We have now appended our tfdif results to our dataframe and we will need to drop the description column.

In [9]:
df_tfidf = df_tfidf.drop(['description'], axis = 1)

In [64]:
df_tfidf = df_tfidf.dropna()

Now let's do a similar procedure with a Count Vectorizer, so we can compare the two vectorizers in performance later on.

In [14]:
#Instatiating our CountVectorizer
count_vect = CountVectorizer(tokenizer = tokenizer, min_df = 0.05, ngram_range=(1,3))
#Fit_transform our description 
count_vect_features = count_vect.fit_transform(df_2['description']) #this will create a sparse matrix

In [15]:
count_vect_df = pd.DataFrame(count_vec_features.todense(), columns = count_vect.get_feature_names())

df_count_vect = pd.concat([df_2, count_vect_df], axis = 1)
df_count_vect = df_count_vect.drop(['description'], axis = 1)

In [16]:
df_count_vect.head(3)

Unnamed: 0,telecommuting,has_company_logo,has_questions,fraudulent,Contract,Full-time,Other,Part-time,Temporary,Associate,...,write,writing,written,written communication,written verbal,year,year experience,you’ll,Unnamed: 20,–
0,0.0,1.0,0.0,0.0,0.0,0.0,1.0,0.0,0.0,0.0,...,0.0,0.0,0.0,0.0,0.0,0.0,0.0,0.0,0.0,0.0
1,0.0,1.0,0.0,0.0,0.0,1.0,0.0,0.0,0.0,0.0,...,0.0,0.0,0.0,0.0,0.0,0.0,0.0,0.0,0.0,0.0
2,0.0,1.0,0.0,0.0,0.0,1.0,0.0,0.0,0.0,0.0,...,0.0,0.0,0.0,0.0,0.0,0.0,0.0,0.0,0.0,0.0


Great, we now have two different dataframes with two different vectorizers preprocessing our description data. I will hold out on the PCA to see if I need it. I will only do it if the modelimg takes too long. 

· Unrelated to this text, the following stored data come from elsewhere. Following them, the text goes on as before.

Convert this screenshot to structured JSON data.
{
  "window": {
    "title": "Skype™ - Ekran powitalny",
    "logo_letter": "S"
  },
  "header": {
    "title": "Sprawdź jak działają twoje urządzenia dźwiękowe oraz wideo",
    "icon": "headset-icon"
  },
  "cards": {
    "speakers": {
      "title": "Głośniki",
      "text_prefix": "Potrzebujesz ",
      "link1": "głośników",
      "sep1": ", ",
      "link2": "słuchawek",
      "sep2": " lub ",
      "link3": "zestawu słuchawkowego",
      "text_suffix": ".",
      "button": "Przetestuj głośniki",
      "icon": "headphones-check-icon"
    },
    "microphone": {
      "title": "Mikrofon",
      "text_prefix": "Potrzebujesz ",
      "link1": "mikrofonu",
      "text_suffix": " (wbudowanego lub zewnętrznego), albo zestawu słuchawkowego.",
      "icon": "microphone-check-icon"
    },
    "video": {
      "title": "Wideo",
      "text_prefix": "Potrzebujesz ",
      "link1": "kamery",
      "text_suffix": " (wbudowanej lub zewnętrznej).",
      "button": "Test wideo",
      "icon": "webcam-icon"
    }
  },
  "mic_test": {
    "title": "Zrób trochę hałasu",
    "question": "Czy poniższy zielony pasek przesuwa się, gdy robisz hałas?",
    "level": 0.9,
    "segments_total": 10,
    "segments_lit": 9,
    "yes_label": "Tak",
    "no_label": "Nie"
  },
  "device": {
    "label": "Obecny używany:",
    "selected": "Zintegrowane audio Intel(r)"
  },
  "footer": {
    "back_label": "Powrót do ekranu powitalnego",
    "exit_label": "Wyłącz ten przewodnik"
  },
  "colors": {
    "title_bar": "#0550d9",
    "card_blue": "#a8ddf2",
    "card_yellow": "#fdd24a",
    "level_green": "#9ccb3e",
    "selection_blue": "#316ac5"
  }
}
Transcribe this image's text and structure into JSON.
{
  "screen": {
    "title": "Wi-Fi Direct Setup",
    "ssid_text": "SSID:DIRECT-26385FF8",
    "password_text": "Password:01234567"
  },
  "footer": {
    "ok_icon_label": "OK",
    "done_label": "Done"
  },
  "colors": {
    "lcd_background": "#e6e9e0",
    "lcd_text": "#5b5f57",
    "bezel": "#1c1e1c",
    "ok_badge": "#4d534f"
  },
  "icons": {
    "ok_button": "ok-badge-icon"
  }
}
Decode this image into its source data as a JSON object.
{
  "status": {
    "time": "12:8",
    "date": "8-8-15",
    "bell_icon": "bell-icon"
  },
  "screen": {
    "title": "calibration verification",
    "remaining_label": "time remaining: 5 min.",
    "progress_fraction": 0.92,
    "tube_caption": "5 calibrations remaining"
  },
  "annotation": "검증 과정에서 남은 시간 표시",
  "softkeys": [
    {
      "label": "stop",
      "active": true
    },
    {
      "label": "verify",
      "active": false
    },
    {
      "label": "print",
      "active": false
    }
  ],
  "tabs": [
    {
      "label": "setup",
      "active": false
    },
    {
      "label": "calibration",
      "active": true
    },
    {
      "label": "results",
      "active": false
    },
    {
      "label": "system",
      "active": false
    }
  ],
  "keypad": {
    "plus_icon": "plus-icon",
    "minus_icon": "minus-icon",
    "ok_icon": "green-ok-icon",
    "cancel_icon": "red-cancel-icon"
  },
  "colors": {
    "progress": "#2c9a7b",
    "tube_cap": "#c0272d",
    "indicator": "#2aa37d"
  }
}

**I will conduct the following steps:**
1. Logistic Regression w/ Tfidf
2. Logistic Regression w/ Count Vectorizer
3. I will evaluate both models and determine which is better, and for simplicity stake pick the superior vectorizer for the other models I would like to run.
4. KNearestNeighbors

# Model 1 - Logistic Regresion w/ Tfidf

In [65]:
target = df_tfidf.fraudulent
features = df_tfidf.drop(['fraudulent'], axis = 1)

#Spliting our Data into train and test sets
X_train, X_test, y_train, y_test = train_test_split(features, target, test_size = 0.2,
                                                    stratify = target, random_state = 42)

In [72]:
log_reg = LogisticRegression()
#I want to optimze the C-Value
c_values = [.00001, .0001, .001, .1, 1, 10, 100, 1000, 10000]

param_grid = dict(C = c_values)

In [73]:
grid = GridSearchCV(log_reg, param_grid= param_grid, cv = 10, scoring = 'roc_auc', n_jobs = -1)

In [74]:
grid.fit(features, target)

GridSearchCV(cv=10, error_score=nan,
             estimator=LogisticRegression(C=1.0, class_weight=None, dual=False,
                                          fit_intercept=True,
                                          intercept_scaling=1, l1_ratio=None,
                                          max_iter=100, multi_class='auto',
                                          n_jobs=None, penalty='l2',
                                          random_state=None, solver='lbfgs',
                                          tol=0.0001, verbose=0,
                                          warm_start=False),
             iid='deprecated', n_jobs=-1,
             param_grid={'C': [1e-05, 0.0001, 0.001, 0.1, 1, 10, 100, 1000,
                               10000]},
             pre_dispatch='2*n_jobs', refit=True, return_train_score=False,
             scoring='roc_auc', verbose=0)

In [39]:
# Model - KNearestNeighbors
knn = KNeighborsClassifier(n_neighbors=5)

In [40]:
k_range = list(range(1, 31))
param_grid = dict(n_neighbors=k_range)
print(param_grid)

{'n_neighbors': [1, 2, 3, 4, 5, 6, 7, 8, 9, 10, 11, 12, 13, 14, 15, 16, 17, 18, 19, 20, 21, 22, 23, 24, 25, 26, 27, 28, 29, 30]}


In [41]:
grid = GridSearchCV(knn, param_grid, cv=10, scoring='accuracy', return_train_score=False)

In [42]:
grid.fit(features, target)

ValueError: Input contains NaN, infinity or a value too large for dtype('float64').